Matthew read that the king in this ancient prophecy was riding on a donkey AND a colt. And he took it literally.
If Matthew hadn’t skipped poetry class, some Old Testament profs say, he would have realized Hebrew parallelism when he saw it.
English poems often rhyme words. But Hebrew poetry rhymes ideas. You’ll have a line, followed by a second line that might repeat the idea of the first line, or contrast the idea.
The king rode one donkey. It was a colt. A young guy horse. Not a guy horse and a friend.
John’s Gospel shows more poetic savvy. Quoting the same prophecy, John said, “Jesus found a young donkey and sat on it,” (John 12:14).
Some Bible scholars acting as Matthew’s wing man say there were two donkeys: a mom and her foal.
The point that many Old Testament profs would make is that there are plenty of prophecies that throw a light on Jesus. Some prophecies Jesus himself pointed out.
Why go looking for more?
Why not read the Bible for all it’s worth? With an open mind, instead of an agenda.
Otherwise, some scholars would argue, the Bible’s not talking to us. We’re talking to the Bible.
Look for Jesus wherever he shows up, some of my Old Testament prof friends would say. No need to imagine him in stories that have nothing to do with him.
Seek the Lord while you can find him.
Call on him while he is near.
But don’t expect to find him under every rock.
He’s the Rock of Ages. Isn’t that enough?
The Isaiah quote, by the way, is Hebrew parallelism. The first line gets repeated in the second.
Not that I’m smarter than Matthew.
But possibly more of a poet. Though I can’t be certain I’d know it.
Gary Lee Parker
Steve,
A question from the answer from today’s question you answered. What do we do with the Gospels that has Jesus talking with Pharisees and Scribes when Jesus said to them that you search the Scriptures for Him and you cannot see the trees inside the forest? or How about on the road to Emmaus whe Jesus shared about Him through The Law, Psalms, and Prophets? Oops! Two questions, not one!
Stephen M. Miller
Hi, Gary. You’re right. There are plenty of trees in the Old Testament with Jesus’ name carved all over them. But I think what some Old Testament profs object to is that some folks see Jesus in all the nuts hanging on the trees, too.
Dale r. Yancy
Stephen Miller, I’m sorry to say, but you sound like a fool. How did Timothy come to faith in Jesus the Messiah if it were NOT for the Old Testament.

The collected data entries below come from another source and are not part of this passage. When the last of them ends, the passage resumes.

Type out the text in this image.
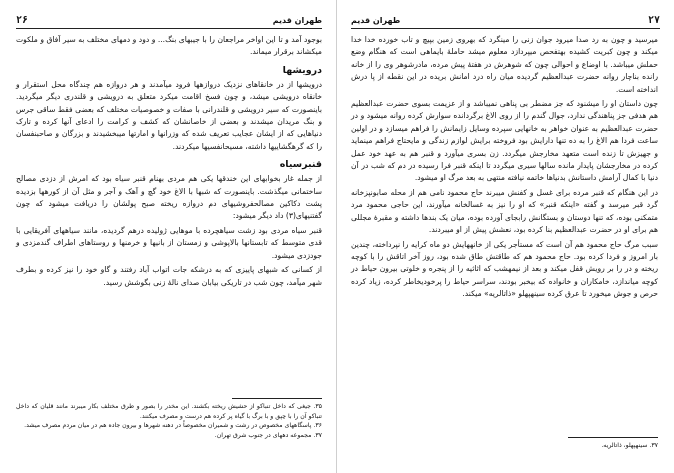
طهران قدیم
۲۶

بوجود آمد و تا این اواخر مراجعان را با جیبهای بنگ... و دود و دمهای مختلف به سیر آفاق و ملکوت میکشاند برقرار میماند.

درویشها

درویشها از در خانقاهای نزدیک دروازهها فرود میآمدند و هر دروازه هم چندگاه محل استقرار و خانقاه درویشی میشد، و چون فسخ اقامت میکرد متعلق به درویشی و قلندری دیگر میگردید. باینصورت که سیر درویشی و قلندرانی با صفات و خصوصیات مختلف که بعضی فقط ساقی جرس و بنگ مریدان میشدند و بعضی از خاصانشان که کشف و کرامت را ادعای آنها کرده و تارک دنیاهایی که از ایشان عجایب تعریف شده که وزرانها و امارتها میبخشیدند و بزرگان و صاحبنفسان را که گرهگشاییها داشته، مسیحانفسیها میکردند.

قنبرسیاه

از جمله غار بخوابهای این خندقها یکی هم مردی بهنام قنبر سیاه بود که امرش از دزدی مصالح ساختمانی میگذشت. باینصورت که شبها با الاغ خود گچ و آهک و آجر و مثل آن از کورهها بزدیده پشت دکاکین مصالحفروشیهای دم دروازه ریخته صبح پولشان را دریافت میشود که چون گفتنیهای(۳) داد دیگر میشود:

قنبر سیاه مردی بود زشت سیاهچرده با موهایی ژولیده درهم گردیده، مانند سیاههای آفریقایی با قدی متوسط که تابستانها بالاپوشی و زمستان از بانیها و خرمنها و روستاهای اطراف گندمزدی و جودزدی میشود.

از کسانی که شبهای پاییزی که به درشکه جات اتواب آباد رفتند و گاو خود را نیز کرده و بطرف شهر میآمد، چون شب در تاریکی بیابان صدای نالهٔ زنی بگوشش رسید.

۳۵. جیغی که داخل تنباکو از حشیش ریخته بکشند. این مخدر را بصور و طرق مختلف بکار میبرند مانند قلیان که داخل تنباکو آن را با چپق و با برگ با گیاه پر کرده هم درست و مصرف میکنند.

۳۶. پاسگاههای مخصوص در رشت و شمیران مخصوصاً در دهنه شهرها و بیرون جاده هم در میان مردم مصرف میشد.

۳۷. مجموعه دههای در جنوب شرق تهران.

۲۷
طهران قدیم

میرسید و چون به رد صدا میرود جوان زنی را مینگرد که بهروی زمین بپیچ و تاب خورده خدا خدا میکند و چون کبریت کشیده بهتفحص میپردازد معلوم میشد حاملهٔ بایماهی است که هنگام وضع حملش میباشد. با اوضاع و احوالی چون که شوهرش در هفتهٔ پیش مرده، مادرشوهر وی را از خانه رانده بناچار روانه حضرت عبدالعظیم گردیده میان راه درد امانش بریده در این نقطه از پا درش انداخته است.

چون داستان او را میشنود که جز مضطر بی پناهی نمیباشد و از عزیمت بسوی حضرت عبدالعظیم هم هدفی جز پناهندگی ندارد، جوال گندم را از روی الاغ برگردانده سوارش کرده روانه میشود و در حضرت عبدالعظیم به عنوان خواهر به خانهایی سپرده وسایل زایمانش را فراهم میسازد و در اولین ساعت فردا هم الاغ را به ده تنها دارایش بود فروخته برایش لوازم زندگی و مایحتاج فراهم مینماید و جهیزش تا زنده است متعهد مخارجش میگردد. زن بسری میآورد و قنبر هم به عهد خود عمل کرده در مخارجشان پایدار مانده سالها سیری میگردد تا اینکه قنبر فرا رسیده در دم که شب در آن دنیا با کمال آرامش داستانش بدنیاها خاتمه نیافته منتهی به بعد مرگ او میشود.

در این هنگام که قنبر مرده برای غسل و کفنش میبرند حاج محمود نامی هم از محله صابونپزخانه گرد قبر میرسد و گفته «اینکه قنبر» که او را نیز به غسالخانه میآورند، این حاجی محمود مرد متمکنی بوده، که تنها دوستان و بستگانش رابجای آورده بوده، میان یک بندها داشته و مقبرهٔ مجللی هم برای او در حضرت عبدالعظیم بنا کرده بود، نعشش پیش از او میبردند.

سبب مرگ حاج محمود هم آن است که مستأجر یکی از خانههایش دو ماه کرایه را نپرداخته، چندین بار امروز و فردا کرده بود. حاج محمود هم که طاقتش طاق شده بود، روز آخر اتاقش را با کوچه ریخته و در را بر رویش قفل میکند و بعد از نیمهشب که اثاثیه را از پنجره و خلوتی بیرون حیاط در کوچه میاندازد، خامکاران و خانواده که بیخبر بودند، سراسر حیاط را پرخودیخاطر کرده، زیاد کرده حرص و جوش میخورد تا عرق کرده سینهپهلو «ذاتالریه» میکند.

۳۷. سینهپهلو، ذاتالریه.
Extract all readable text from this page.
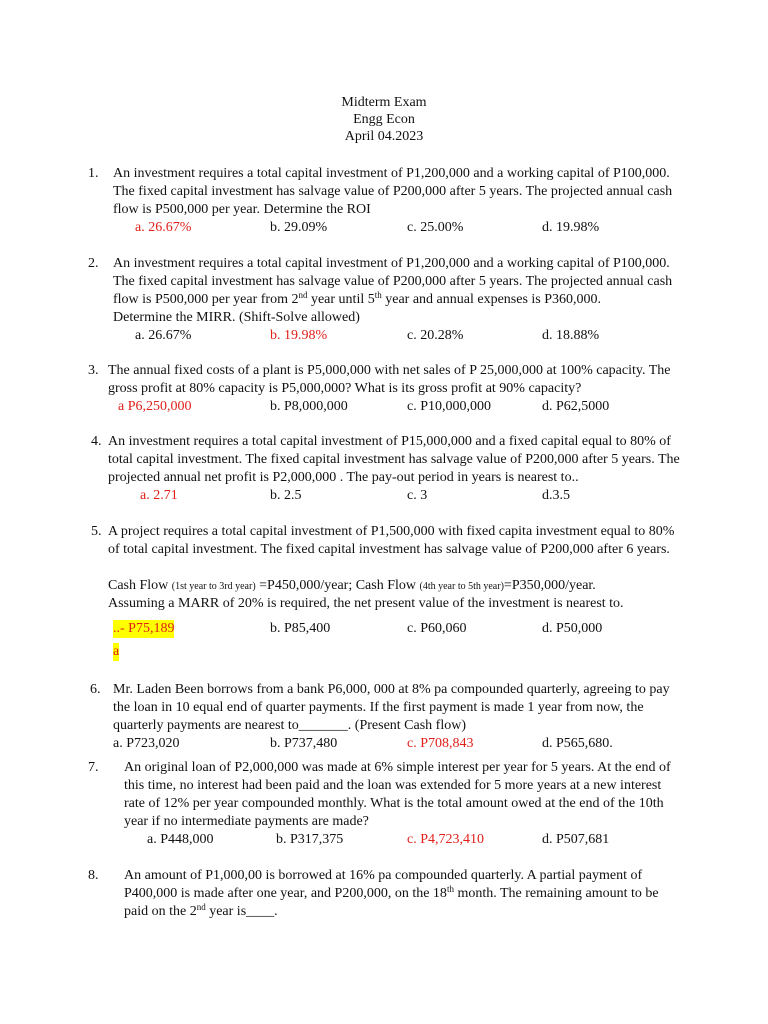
Midterm Exam
Engg Econ
April 04.2023
1. An investment requires a total capital investment of P1,200,000 and a working capital of P100,000.
The fixed capital investment has salvage value of P200,000 after 5 years. The projected annual cash
flow is P500,000 per year. Determine the ROI
a. 26.67%	b. 29.09%	c. 25.00%	d. 19.98%
2. An investment requires a total capital investment of P1,200,000 and a working capital of P100,000.
The fixed capital investment has salvage value of P200,000 after 5 years. The projected annual cash
flow is P500,000 per year from 2nd year until 5th year and annual expenses is P360,000.
Determine the MIRR. (Shift-Solve allowed)
a. 26.67%	b. 19.98%	c. 20.28%	d. 18.88%
3. The annual fixed costs of a plant is P5,000,000 with net sales of P 25,000,000 at 100% capacity. The
gross profit at 80% capacity is P5,000,000? What is its gross profit at 90% capacity?
a P6,250,000	b. P8,000,000	c. P10,000,000	d. P62,5000
4. An investment requires a total capital investment of P15,000,000 and a fixed capital equal to 80% of
total capital investment. The fixed capital investment has salvage value of P200,000 after 5 years. The
projected annual net profit is P2,000,000 . The pay-out period in years is nearest to..
a. 2.71	b. 2.5	c. 3	d.3.5
5. A project requires a total capital investment of P1,500,000 with fixed capita investment equal to 80%
of total capital investment. The fixed capital investment has salvage value of P200,000 after 6 years.
Cash Flow (1st year to 3rd year) =P450,000/year; Cash Flow (4th year to 5th year)=P350,000/year.
Assuming a MARR of 20% is required, the net present value of the investment is nearest to.
..- P75,189	b. P85,400	c. P60,060	d. P50,000
a
6. Mr. Laden Been borrows from a bank P6,000, 000 at 8% pa compounded quarterly, agreeing to pay
the loan in 10 equal end of quarter payments. If the first payment is made 1 year from now, the
quarterly payments are nearest to_______. (Present Cash flow)
a. P723,020	b. P737,480	c. P708,843	d. P565,680.
7. An original loan of P2,000,000 was made at 6% simple interest per year for 5 years. At the end of
this time, no interest had been paid and the loan was extended for 5 more years at a new interest
rate of 12% per year compounded monthly. What is the total amount owed at the end of the 10th
year if no intermediate payments are made?
a. P448,000	b. P317,375	c. P4,723,410	d. P507,681
8. An amount of P1,000,00 is borrowed at 16% pa compounded quarterly. A partial payment of
P400,000 is made after one year, and P200,000, on the 18th month. The remaining amount to be
paid on the 2nd year is____.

Paul writes to Timothy, 2 Timothy 3:14-17 (ESV)
14 But as for you, continue in what you have learned and have firmly believed, knowing from whom you learned it
15 and how from childhood you have been acquainted with the sacred writings, which are able to make you wise for salvation through faith in Christ Jesus.
16 All Scripture is breathed out by God and profitable for teaching, for reproof, for correction, and for training in righteousness,
17 that the man of God may be complete, equipped for every good work.
Timothy came through faith through the sacred writings, the Old Testament, because there was NO New Testament at that point. Paul also says that “ALL SCRIPTURE” IS breathed out by God and is profitable….for training in righteousness.
Stephen M. Miller
I suspect Timothy came to faith mainly because of what Paul had to say about his Damascus Road experience, and Paul’s reinterpretation of his Jewish religion because of that experience. The miracles Paul did probably didn’t hurt in convincing Timothy either.
The point I was trying to make is that we should read the Old Testament with an open mind. We shouldn’t go there with the idea that we’re going to find Jesus showing up one way or another in every chapter.